New public art in Durham Road garden
We’ve installed some new public art inspired by the work of Nobel prize-winning scientist Sir Hans Krebs.
The spherical structures, designed by local artists David Appleyard and Owen Waterhouse, are a new addition to our landscaped garden on the corner of Durham road behind the Octagon Centre.
The Durham Road garden project was carried out to improve the space and make it welcoming and tranquil.
Made from timber, cast iron and carbon fibre developed at our University, the new artworks are designed to visually represent the nuclei of cells.
Sir Hans Krebs discovered the citric acid cycle, also known as the Krebs cycle, while working as an academic at the University of Sheffield between 1935 and 1954.
His theory explains one of the most fundamental processes of life: the conversion of food into energy within a cell. The cycle is a series of reactions that occur when proteins, fats and carbohydrates are metabolised by enzymes to release energy.
The new artwork represents the bonding of elements such as carbon, oxygen and hydrogen within this cycle and the physical shape represents the nucleus found within all elements.
The process of making these structures involved the specialist skills of many individuals and companies across our city.
The timber sculpture was crafted by Finbarr Lucas with CNC profiling undertaken by Cutting Edge Woodwork. It comprises 85 individually laminated and profiled triangular Iroko sections bonded together.
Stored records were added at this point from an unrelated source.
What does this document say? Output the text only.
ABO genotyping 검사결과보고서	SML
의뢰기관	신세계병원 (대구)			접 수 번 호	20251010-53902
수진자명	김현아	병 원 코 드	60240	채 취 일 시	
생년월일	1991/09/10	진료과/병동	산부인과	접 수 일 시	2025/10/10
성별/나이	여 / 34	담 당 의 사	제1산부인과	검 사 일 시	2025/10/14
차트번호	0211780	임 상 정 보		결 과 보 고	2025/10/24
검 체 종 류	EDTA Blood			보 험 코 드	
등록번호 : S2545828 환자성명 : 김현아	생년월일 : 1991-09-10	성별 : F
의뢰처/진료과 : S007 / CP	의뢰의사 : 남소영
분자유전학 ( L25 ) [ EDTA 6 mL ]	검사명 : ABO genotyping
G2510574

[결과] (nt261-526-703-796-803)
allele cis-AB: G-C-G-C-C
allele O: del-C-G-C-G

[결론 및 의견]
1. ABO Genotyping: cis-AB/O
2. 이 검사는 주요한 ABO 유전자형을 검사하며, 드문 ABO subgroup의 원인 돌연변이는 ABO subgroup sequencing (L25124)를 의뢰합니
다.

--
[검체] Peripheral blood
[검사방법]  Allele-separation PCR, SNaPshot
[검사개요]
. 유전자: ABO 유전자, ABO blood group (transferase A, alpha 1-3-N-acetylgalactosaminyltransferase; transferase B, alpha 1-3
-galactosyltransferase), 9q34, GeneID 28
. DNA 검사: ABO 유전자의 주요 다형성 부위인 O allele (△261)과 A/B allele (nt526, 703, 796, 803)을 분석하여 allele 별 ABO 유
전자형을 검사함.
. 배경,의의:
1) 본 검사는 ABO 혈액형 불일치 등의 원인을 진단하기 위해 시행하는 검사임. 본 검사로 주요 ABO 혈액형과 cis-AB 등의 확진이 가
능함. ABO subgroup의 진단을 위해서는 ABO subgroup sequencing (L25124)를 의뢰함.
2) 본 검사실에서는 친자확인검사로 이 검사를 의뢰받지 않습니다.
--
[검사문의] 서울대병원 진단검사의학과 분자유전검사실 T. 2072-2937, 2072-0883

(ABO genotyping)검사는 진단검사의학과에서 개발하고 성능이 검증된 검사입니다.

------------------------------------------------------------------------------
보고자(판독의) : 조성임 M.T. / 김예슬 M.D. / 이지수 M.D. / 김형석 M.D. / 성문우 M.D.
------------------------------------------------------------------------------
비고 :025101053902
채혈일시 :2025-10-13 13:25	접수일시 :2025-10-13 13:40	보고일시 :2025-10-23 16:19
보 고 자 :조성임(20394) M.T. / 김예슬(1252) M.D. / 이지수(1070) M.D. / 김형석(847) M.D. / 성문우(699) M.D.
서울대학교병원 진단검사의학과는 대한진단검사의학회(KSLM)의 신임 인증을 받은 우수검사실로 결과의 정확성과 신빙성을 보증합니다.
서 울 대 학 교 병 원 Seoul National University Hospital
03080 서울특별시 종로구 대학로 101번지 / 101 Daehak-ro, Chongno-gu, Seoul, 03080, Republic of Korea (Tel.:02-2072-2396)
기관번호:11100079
The carbon fibre sculpture was created by research students at the Composite Systems Innovation Centre (Andrew Cartledge, Ying Lan And and Roderick Ramsdale-Capper) with the process overseen by Dr. Simon Hayes. A mould was machined by Special Engineering Solutions Ltd into which the carbon fibre was laid.
The cast iron sculpture was produced by Charles H.Coward, a family-run foundry.
About Sir Hans Krebs
Sir Hans Krebs was born in Hildesheim in northern Germany in 1900. He was Jewish and was forced to flee Germany in 1933 after being dismissed from his post at the University of Freiburg following Hitler’s rise to power. He came to England as a refugee and initially worked at the University of Cambridge before he took up a post at the University of Sheffield in 1935 where he worked for 19 years.